# Bread Baking on the Weber



## bregent (Aug 24, 2020)

Temps in the Bay Area have been too high to use the oven indoors, and with all of the smoke can't even open the windows at night to cool things off. So I baked a sourdough country loaf in the Webber gasser. Was able to maintain 450F with the left and sear station burners running on high. Turned out better than I expected.


----------



## sandyut (Aug 24, 2020)

Looks killer!  I cant wait to try making bread!


----------



## Brokenhandle (Aug 24, 2020)

looks great! Now please pass the butter before it cools off!

Ryan


----------



## BrianGSDTexoma (Aug 24, 2020)

Wow.  That crumb looks fantastic!


----------



## normanaj (Aug 24, 2020)

Now ya just need some meat to put on that bread!


----------



## Just4SmokinGrillin (Aug 24, 2020)

Beautiful Sour Dough


----------



## crazymoon (Aug 24, 2020)

B, wow, looks excellent!


----------



## Smkryng (Aug 24, 2020)

Good looking loaf of bread!


----------



## chopsaw (Aug 25, 2020)

That came out great .


----------



## bregent (Aug 25, 2020)

Thanks all!


----------



## Jabiru (Aug 26, 2020)

Damn that looks good. I have a dutch oven and will have to give it a try. Is it a special recipe you used?


----------



## Titch (Aug 26, 2020)

Nice loaf, I,m lucky as my wife does a lot of Baking.


----------



## bregent (Aug 26, 2020)

Jabiru said:


> Damn that looks good. I have a dutch oven and will have to give it a try. Is it a special recipe you used?
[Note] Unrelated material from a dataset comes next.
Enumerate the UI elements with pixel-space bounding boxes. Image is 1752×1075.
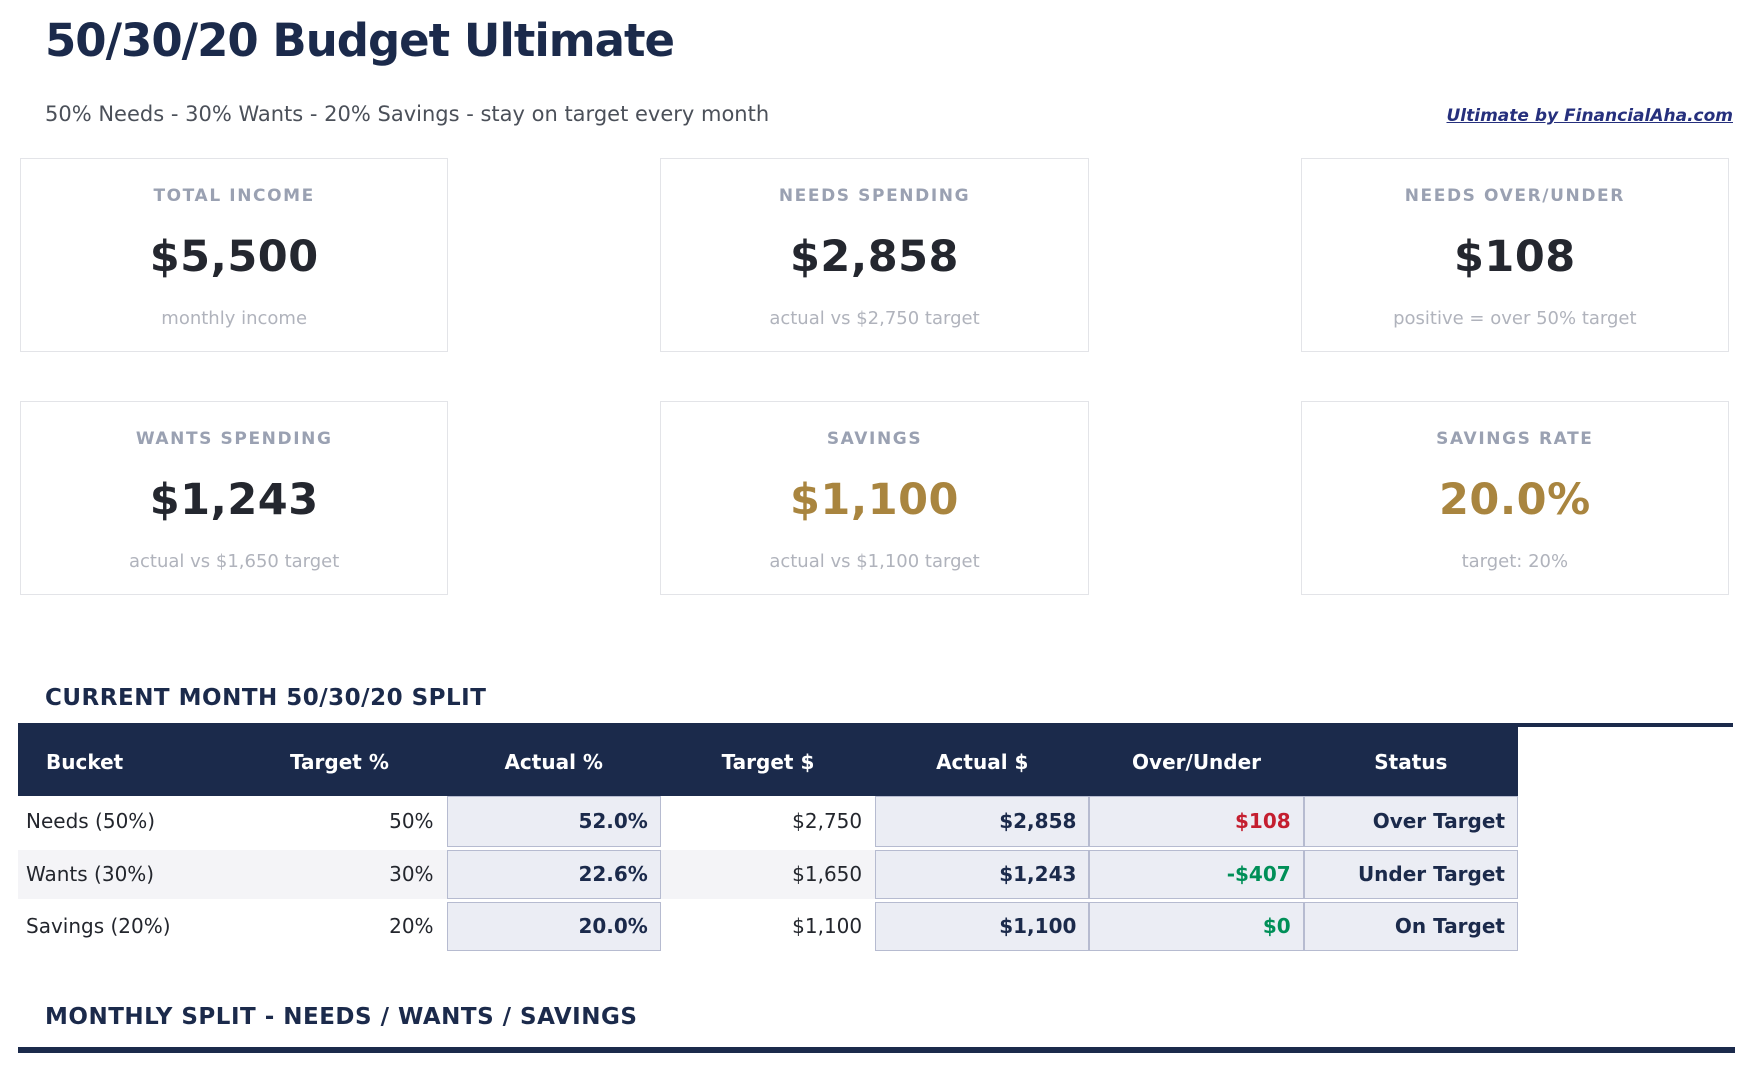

It's based on Tartine's Country Bread. I used 70% bread, 30% whole wheat. 





						Tartine
					

Tartine is a thoughtful expression of modern craft through good food and warm experiences. We are a product of our communities and our friends.




					tartinebakery.com


----------



## Jabiru (Aug 26, 2020)

Thanks 

 bregent
 . I am going to give it a go.


----------



## BGKYSmoker (Oct 30, 2020)

This is nice. Can you do this with a plain white bread dough?


----------



## bregent (Oct 30, 2020)

SFLsmkr1 said:


> This is nice. Can you do this with a plain white bread dough?



Sure, I don't see why not.


----------